Listeria monocytogenes (Lm) is a gram-positive, opportunistic, intracellular bacterial pathogen that causes food borne illness. Given its well-characterized infection cycle and genetic amenability, L. monocytogenes provides a powerful tool to interrogate the fundamental aspects of host pathogen interactions. Recent work in our lab has found that Lm as well as other pathogens induce the production of the toxic aldehyde 4-hydroxy-2-nonenal (4-HNE) during infection. We have found that Lm induces a specific set of genes following 4-HNE exposure, consistent with a specific detoxification strategy employed by this organism. Here we propose to interrogate the role of 4-HNE production on bacteria growth restriction and the bacterial countermeasures to promote infection.

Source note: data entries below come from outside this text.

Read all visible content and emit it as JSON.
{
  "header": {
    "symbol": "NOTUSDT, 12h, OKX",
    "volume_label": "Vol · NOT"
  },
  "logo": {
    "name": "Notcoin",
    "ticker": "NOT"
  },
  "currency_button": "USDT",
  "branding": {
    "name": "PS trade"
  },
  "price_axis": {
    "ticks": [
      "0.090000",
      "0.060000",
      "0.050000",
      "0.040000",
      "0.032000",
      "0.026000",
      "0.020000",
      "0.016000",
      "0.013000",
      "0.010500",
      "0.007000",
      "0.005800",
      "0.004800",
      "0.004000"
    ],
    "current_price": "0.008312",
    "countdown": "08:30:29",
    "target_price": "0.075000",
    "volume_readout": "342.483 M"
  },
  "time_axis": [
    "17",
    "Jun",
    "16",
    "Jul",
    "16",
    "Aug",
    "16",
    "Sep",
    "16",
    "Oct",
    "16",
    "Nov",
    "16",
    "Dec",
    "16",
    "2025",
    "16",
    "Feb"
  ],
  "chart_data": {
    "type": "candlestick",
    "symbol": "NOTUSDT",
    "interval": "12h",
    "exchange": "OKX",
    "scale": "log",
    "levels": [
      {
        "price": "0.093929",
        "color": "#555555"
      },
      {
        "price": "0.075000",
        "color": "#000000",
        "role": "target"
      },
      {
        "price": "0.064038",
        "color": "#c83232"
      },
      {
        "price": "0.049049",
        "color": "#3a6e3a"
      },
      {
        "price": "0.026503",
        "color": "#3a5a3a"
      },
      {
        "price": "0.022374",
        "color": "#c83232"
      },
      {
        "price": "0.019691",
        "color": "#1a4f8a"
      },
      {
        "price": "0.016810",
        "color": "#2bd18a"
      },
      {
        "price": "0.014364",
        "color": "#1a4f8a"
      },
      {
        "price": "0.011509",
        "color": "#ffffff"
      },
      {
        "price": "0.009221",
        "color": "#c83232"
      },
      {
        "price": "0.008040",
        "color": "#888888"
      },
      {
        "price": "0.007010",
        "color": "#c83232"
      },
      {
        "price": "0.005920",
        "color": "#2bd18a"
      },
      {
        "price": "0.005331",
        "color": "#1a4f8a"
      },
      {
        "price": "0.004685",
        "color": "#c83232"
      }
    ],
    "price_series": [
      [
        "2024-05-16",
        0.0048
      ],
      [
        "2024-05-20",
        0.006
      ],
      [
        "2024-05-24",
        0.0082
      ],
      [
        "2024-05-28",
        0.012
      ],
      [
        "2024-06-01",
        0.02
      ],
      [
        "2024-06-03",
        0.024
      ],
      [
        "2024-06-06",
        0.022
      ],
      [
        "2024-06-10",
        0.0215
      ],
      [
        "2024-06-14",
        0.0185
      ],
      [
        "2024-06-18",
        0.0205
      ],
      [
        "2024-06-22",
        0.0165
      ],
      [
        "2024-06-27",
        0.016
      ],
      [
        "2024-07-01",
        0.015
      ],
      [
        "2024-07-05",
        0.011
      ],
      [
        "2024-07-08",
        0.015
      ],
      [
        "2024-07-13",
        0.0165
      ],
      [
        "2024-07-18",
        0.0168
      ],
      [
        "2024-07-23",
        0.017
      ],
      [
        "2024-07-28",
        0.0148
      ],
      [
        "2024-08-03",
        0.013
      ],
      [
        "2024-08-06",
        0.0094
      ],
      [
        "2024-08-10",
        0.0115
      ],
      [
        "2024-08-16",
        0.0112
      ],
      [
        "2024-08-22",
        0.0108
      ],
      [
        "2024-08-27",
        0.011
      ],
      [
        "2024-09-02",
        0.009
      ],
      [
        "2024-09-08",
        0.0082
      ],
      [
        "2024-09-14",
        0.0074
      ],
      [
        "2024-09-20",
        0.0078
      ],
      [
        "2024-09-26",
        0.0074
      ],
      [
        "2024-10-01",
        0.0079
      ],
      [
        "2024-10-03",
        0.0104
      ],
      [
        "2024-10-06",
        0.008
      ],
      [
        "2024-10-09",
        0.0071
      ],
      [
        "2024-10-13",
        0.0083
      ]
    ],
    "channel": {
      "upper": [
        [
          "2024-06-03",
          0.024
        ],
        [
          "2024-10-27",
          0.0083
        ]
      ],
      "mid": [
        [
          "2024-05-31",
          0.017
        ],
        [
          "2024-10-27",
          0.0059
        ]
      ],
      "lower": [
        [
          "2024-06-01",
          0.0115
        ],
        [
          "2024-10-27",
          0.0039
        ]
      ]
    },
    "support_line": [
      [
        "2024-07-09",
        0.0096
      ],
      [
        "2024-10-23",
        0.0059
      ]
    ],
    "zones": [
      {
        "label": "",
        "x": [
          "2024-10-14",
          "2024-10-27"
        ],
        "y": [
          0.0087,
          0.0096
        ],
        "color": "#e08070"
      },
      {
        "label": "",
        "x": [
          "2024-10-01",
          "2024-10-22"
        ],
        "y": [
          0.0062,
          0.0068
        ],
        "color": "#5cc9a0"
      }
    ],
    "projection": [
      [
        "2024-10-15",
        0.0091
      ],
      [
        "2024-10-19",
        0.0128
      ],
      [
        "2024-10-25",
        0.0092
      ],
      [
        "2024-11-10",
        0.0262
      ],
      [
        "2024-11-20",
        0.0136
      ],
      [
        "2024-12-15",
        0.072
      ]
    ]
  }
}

In Aim I, we propose to explore the role of a MarR transcription factor in orchestrating the transcriptional response to 4-HNE exposure.
In Aim II, we will interrogate the molecular mechanisms of 4-HNE detoxification by Lm oxidoreductases.
In Aim III, we will use a murine model of Listeriosis to characterize the effects of 4-HNE on bacterial infection outcome. Together these studies will define the molecular mechanisms of 4-HNE detoxification by Lm and determine its role in combating bacteria during infection.
Bacterial pathogens remain on of the largest human health burdens in the 21st century. By characterizing the mechanism of host-pathogen interactions using the model intracellular bacterium L. monocytogenes we will define the fundamental mechanisms employed by intracellular pathogens to promote disease and the host response to these infections.